Thursday, July 31, 2025

DUAL SOURCE MAPPING

 Top corner of sheet two. This is starting to look quite useful. I don’t remember ever going to Hungerford, but definitely worth a visit. They still have a “common” from medieval times.

There were several country estates in 1900, different sizes, some with hunting forests attached. Memories of a very different world. Lord of the manor, farming villages, the railway has arrived like a whirlwind. Change is coming.

Hungerford lies at the junction of the River Kennet and it’s tributary the Dun. Ultimately this water all flows East through Reading then on to the Thames and London. The roads and the railway follow the same route in parallel.

 

 

Due West lies Bath, with Bristol beyond. Branch slightly South and you are heading to Somerset, Devon, Cornwall. I know all this stuff, but it’s been coming to life more vividly as I work on the map in Revit.

It’s taken a lot longer than expected, I mean really a lot, lot longer. That’s OK, just as long as I keep learning along the way. But before too long I must get back to the business of building massing models of typical churches.

 


Extracts from my two main mapping sources for Hungerford. Open Street Map shown above with its 1km grid. I have captured every second grid in my Revit model, so squares of 2km x 2km. The National Library of Scotland map below based on Ordinance Survey maps for 1888-1913 which I am coding as OS 1900.  



I took screenshots from both sources. For the OS 1900 map, you can see the sheet edges where it has been pieced together. Maybe there is a way to switch on a grid that matches the other source, but I didn’t see it.  I tweaked the tint of each jpg with the default Windows image viewer/editor to give alternating squares of pink and green.  Some mistakes along the way, but I was able to line the sheets up fairly well (a lot of them)  Sadly there seems to be a cumulative error when you trace over this compared to the OSM map with its more convincing  and consistent 1km squares

So I have separate views in Revit for these two sources, using OSM as primary and doing some ad hoc adjustments to the pink and green  OS 1900 images as the work proceeds.  Many of the country estates have gone bankrupt by now or handed over to National Trust and shrunk in size perhaps. I’m showing what was there in 1900.  Now this is a labour of love, but it is heavy going so I have to make a judgement in terms of accuracy.  The boundaries of diocese, deanery and benefice are highly abstracted. That was my starting point.

 

 

I am now showing roads and rivers with much more concern for the detailed twists and turns than I ever imagined. (I didn’t really have a plan for showing them at all at first)  I was forced into this as a way to crosscheck the alignment of my two sources on their separate sheets.  The model lines, (roads, rivers, rail) generic model map pins (churches) and the Revit floors / property boundaries (benefices, deaneries etc) are common to all views.  The snapshots of the maps are jpegs and view specific.

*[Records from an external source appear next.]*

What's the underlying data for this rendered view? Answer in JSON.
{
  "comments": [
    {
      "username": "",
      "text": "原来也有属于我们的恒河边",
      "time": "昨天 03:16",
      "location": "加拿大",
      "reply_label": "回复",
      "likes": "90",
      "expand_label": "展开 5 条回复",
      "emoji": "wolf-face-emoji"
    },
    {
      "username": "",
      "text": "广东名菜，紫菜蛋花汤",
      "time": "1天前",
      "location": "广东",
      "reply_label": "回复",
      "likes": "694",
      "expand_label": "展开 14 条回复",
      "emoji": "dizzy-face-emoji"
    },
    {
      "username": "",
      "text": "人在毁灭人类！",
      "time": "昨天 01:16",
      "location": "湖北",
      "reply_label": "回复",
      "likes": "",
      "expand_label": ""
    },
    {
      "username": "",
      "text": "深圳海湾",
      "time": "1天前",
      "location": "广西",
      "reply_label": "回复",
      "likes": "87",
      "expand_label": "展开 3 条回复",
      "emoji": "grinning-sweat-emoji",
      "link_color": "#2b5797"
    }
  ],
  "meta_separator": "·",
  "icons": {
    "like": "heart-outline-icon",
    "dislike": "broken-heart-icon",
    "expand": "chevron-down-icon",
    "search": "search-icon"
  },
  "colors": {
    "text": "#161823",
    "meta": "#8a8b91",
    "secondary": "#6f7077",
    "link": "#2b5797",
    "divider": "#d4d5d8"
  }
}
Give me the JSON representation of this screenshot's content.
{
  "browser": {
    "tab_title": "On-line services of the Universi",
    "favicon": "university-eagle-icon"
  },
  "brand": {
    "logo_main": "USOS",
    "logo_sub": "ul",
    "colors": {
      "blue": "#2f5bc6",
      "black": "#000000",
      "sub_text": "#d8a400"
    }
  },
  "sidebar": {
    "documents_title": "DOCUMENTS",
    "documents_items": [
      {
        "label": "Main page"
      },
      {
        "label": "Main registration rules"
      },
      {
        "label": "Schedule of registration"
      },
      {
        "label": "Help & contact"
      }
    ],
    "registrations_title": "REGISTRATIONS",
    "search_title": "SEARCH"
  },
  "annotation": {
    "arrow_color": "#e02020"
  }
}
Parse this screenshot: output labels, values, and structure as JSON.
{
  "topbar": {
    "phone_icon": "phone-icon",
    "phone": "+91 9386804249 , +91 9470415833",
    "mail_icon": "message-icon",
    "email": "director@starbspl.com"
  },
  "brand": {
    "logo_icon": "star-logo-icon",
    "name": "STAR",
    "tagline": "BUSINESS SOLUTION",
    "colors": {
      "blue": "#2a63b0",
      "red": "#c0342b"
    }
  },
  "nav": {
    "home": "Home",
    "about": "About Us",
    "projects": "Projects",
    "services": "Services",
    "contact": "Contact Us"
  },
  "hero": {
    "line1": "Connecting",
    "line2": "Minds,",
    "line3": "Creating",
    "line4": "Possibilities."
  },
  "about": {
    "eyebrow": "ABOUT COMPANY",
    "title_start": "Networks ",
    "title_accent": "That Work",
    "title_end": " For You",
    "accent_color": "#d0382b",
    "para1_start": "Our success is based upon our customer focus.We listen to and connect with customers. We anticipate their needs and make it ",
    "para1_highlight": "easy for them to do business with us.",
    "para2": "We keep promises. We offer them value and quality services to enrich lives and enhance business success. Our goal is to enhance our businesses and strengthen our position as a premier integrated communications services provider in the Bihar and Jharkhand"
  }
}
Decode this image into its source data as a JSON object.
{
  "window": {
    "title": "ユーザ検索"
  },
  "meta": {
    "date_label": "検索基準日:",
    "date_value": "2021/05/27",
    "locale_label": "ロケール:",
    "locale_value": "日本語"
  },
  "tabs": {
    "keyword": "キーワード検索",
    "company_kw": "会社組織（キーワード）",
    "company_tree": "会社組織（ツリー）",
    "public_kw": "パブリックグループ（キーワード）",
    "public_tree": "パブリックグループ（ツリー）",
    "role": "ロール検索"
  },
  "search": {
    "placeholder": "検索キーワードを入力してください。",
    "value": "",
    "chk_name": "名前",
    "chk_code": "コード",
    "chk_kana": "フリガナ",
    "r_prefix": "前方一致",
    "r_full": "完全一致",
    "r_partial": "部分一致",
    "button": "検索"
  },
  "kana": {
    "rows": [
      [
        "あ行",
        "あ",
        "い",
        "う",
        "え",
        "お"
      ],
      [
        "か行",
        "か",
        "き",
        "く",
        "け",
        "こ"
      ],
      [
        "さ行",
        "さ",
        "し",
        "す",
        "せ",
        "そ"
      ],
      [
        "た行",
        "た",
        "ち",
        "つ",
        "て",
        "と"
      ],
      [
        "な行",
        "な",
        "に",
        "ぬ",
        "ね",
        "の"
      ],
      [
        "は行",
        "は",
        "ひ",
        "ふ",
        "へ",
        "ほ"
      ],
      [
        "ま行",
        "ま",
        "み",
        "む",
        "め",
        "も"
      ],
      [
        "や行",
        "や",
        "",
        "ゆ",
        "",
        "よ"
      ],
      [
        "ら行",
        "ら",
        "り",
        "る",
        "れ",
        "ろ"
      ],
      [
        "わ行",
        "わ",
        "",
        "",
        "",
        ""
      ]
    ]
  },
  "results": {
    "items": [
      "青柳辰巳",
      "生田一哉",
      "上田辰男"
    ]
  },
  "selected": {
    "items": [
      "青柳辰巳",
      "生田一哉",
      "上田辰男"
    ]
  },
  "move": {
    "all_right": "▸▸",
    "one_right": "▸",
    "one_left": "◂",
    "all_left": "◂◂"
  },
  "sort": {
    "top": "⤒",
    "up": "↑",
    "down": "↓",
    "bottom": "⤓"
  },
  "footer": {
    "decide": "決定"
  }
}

So I toggle between the two views, toiling away each day but gaining enormous insights into my chosen place of retirement.  A rectangle from Hungerford to Reading and descending to the South coast. Southampton to Chichester.  There is a pale grey filled region with transparency applied to fade the jpegs down so I can see more clearly. Not a Masking Region because that would also fade the 3d elements, a subtle distinction between those two kinds of region in Revit.

 



GRIDLOCK GROK

 

My boss once told me he’s not a big fan of grids. I get it. Creativity doesn’t come in boxes. But as a Revit user, the sooner you can get a grid going the better. The way Revit introduced 3d grids and levels 25 years ago... it was just so cool.

And yet, the Hampshire Churches map I’ve been working on for two years didn’t have a grid until last week. To be fair, it’s a map. Essentially 2d. Grids are at their most useful for multi-storey projects.

 


It happened by accident. I was playing with Grok (as you do) and it sent me to Open Street Map. Google Maps has been great for pointing me to photos of the individual churches. But OSM has better maps, and they have grids.

So I’m using OSM for today and a Scottish Libraries website for 1900. Alignment is tricky because the 1900 maps don’t have the grid. But I’m getting there.